Dereferencing int but casting to a float prints nothing in C

Dereferencing int but casting to a float prints nothing in C - c

C Noob here trying to follow along with some online lectures. In the professors example he shows us that we can read the data stored in an int as a float by doing the following: *(float*)&i. I tried doing this with the following code but nothing happens. I am testing it here: http://ideone.com/ExmXSW
#include <stdio.h>
int main(void) {
// your code goes here
int i=37;
printf("%f", *(float*)&i);
return 0;
}

This causes undefined behaviour:
Executing *(float *)&i violates the strict aliasing rule
The wrong format specifier was used: %i is for int, however you supplied a float
When code causes undefined behaviour, anything may happen. A lecture advising you to do this is a rubbish lecture unless it is specifically showing this as an example of what NOT to do. It is incorrect to say "we can read the data stored in an int as float" by this method.
NB. ideone.com is not great for testing because it suppresses a whole lot of compiler error messages, so you may think your code is correct when it in fact is not.

What the professor may wanted to teach you that if you insert an integer in to a memory location (which represented by 32 bits in most machines) you can read it as a float (again 32 bits in most of the machines) but you will get different values. This is because integer is stored as a simple binary for example 0x000000001 is equals to integer 1 and 0x00000002 is for integer 2 etc.
However float representation in binary format is quite different. It is look like as follows:
bit 31 30 23 22 0
S EEEEEEEE MMMMMMMMMMMMMMMMMMMMMMM
where S is the sign, E is for exponent and M is for mantissa.
Here is a bit of code that I was working on to help you understand this:
#include <stdio.h>
int main(void) {
void* x = malloc(sizeof(int));
int* y = x;
float* z = x;
*y=955555555;
printf("%f", *z);
return 0;
}
What I have done in this code is to allocate a memory and let variable y interpret it as integer and variable z interpret it as floating point. Now you can change y and see the that z has totally different value. In this case the output of the program is 0.000117.
You can also change variable z and see the same happens with variable y because both of them are pointing to the same memory location but interpreting it as different types.

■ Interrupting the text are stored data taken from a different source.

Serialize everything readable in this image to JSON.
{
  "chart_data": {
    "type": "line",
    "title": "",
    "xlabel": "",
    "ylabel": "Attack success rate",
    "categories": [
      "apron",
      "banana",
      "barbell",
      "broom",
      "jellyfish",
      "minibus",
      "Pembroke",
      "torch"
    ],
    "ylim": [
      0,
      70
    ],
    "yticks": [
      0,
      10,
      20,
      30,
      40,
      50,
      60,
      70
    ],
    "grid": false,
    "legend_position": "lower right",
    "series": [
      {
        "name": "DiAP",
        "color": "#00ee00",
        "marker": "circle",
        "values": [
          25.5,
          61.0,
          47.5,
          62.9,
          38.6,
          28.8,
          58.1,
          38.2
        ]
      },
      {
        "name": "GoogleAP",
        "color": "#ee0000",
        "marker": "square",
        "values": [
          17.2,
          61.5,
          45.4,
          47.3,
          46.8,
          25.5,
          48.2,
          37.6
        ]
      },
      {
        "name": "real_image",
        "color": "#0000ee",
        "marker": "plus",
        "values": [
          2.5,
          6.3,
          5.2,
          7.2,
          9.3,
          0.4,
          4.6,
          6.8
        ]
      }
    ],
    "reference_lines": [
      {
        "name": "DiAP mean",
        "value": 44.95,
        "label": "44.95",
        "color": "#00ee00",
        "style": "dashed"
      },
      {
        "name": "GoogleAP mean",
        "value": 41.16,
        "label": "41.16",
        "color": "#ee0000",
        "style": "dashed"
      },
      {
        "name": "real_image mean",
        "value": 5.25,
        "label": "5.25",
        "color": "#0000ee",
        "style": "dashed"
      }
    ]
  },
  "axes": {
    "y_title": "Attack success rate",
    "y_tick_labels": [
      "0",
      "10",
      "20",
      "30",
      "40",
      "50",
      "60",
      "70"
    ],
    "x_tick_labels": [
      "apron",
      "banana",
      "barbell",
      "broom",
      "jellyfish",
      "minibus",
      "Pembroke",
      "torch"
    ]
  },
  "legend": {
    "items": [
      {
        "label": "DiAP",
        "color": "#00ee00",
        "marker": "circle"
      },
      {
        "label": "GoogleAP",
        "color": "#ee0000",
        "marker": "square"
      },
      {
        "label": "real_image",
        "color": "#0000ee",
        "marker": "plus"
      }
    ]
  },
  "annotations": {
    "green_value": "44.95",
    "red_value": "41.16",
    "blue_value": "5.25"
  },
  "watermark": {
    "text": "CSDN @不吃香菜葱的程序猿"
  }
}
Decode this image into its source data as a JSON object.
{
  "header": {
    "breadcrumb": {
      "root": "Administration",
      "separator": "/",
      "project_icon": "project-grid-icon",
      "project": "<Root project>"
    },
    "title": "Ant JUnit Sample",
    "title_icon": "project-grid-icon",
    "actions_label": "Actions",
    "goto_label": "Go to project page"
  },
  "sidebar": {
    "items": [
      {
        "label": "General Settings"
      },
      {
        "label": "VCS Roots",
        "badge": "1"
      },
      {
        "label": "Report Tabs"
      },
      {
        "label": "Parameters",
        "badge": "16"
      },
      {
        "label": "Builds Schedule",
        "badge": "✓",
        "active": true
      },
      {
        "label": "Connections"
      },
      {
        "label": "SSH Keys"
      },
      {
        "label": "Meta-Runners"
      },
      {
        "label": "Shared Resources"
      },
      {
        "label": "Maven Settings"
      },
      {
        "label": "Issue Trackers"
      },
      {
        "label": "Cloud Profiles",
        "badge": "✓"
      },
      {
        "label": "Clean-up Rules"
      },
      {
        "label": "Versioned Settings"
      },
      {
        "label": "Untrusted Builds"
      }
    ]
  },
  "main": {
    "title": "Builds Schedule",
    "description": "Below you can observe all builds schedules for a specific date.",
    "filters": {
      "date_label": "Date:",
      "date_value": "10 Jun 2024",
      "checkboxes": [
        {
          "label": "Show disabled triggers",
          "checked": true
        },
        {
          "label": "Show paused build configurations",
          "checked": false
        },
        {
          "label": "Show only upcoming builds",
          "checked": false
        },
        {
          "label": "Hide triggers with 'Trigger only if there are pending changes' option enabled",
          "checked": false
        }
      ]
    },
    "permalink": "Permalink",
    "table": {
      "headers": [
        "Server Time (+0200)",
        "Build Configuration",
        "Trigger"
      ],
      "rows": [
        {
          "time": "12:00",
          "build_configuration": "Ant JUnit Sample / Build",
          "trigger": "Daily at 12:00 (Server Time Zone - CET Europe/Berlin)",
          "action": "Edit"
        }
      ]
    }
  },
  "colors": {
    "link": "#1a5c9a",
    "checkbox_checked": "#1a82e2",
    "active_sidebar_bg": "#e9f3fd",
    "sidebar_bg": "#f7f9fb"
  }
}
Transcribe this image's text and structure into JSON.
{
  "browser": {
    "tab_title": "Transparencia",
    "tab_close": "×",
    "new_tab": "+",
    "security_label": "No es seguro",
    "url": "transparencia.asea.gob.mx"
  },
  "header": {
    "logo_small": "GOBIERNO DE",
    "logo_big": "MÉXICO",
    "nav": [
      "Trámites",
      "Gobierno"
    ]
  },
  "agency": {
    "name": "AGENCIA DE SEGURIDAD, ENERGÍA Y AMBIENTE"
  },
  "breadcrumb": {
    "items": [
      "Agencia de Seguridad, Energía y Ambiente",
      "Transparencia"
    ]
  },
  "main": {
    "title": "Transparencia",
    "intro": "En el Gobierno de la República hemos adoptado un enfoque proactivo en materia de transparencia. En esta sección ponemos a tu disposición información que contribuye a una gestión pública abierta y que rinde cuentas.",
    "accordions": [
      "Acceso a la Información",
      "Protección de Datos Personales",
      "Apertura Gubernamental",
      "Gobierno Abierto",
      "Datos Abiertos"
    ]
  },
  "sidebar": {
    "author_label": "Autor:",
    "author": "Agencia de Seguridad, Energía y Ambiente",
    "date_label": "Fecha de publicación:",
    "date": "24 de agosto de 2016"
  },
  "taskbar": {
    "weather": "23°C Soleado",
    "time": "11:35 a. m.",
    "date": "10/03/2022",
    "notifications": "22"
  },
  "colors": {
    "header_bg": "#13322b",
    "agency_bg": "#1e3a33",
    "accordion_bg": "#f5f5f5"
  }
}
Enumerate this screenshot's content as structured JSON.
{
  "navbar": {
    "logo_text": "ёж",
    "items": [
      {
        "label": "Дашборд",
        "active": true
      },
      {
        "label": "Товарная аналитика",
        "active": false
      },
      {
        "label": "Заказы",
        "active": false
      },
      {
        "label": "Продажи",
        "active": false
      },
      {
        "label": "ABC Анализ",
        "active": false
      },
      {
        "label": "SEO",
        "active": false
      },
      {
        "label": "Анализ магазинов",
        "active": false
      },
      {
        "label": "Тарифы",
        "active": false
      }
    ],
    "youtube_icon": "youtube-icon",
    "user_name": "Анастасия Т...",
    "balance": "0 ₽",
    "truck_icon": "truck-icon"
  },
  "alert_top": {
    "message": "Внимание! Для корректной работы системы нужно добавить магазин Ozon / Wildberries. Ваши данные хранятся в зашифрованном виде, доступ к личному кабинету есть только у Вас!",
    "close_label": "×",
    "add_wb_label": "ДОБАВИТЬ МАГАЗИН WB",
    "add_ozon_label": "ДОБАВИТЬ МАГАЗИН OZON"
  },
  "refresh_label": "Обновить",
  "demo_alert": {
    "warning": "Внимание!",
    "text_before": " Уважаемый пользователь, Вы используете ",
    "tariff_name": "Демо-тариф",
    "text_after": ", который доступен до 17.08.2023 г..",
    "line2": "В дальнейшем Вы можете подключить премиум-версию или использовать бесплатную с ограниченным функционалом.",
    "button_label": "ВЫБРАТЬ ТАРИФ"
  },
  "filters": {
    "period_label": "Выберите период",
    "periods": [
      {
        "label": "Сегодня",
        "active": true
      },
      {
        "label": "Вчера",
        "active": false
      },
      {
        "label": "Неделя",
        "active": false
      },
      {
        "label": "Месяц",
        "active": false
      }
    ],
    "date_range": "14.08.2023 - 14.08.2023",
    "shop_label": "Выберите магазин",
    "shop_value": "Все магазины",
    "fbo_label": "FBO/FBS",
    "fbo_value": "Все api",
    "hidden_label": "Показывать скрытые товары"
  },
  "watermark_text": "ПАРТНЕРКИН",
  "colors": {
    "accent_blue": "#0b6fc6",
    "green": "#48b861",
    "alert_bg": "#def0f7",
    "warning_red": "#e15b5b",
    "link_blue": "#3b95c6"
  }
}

You need to use the correct format code. What you're doing is undefined behavior, but it would probably work if you changed the printf to:
printf("%f", *(float*)&i);
so it uses the correct format code. The problem is that, in modern x64 calling conventions, the first few values are passed in registers. But on x86-64 at least, it's a completely different set of registers for integer vs. floating point values, so using %i looks at a completely different register that has an effectively random value (it's deterministic only in the sense that you could examine the assembly to figure out what it will be, but not something you could guess from looking at the source code).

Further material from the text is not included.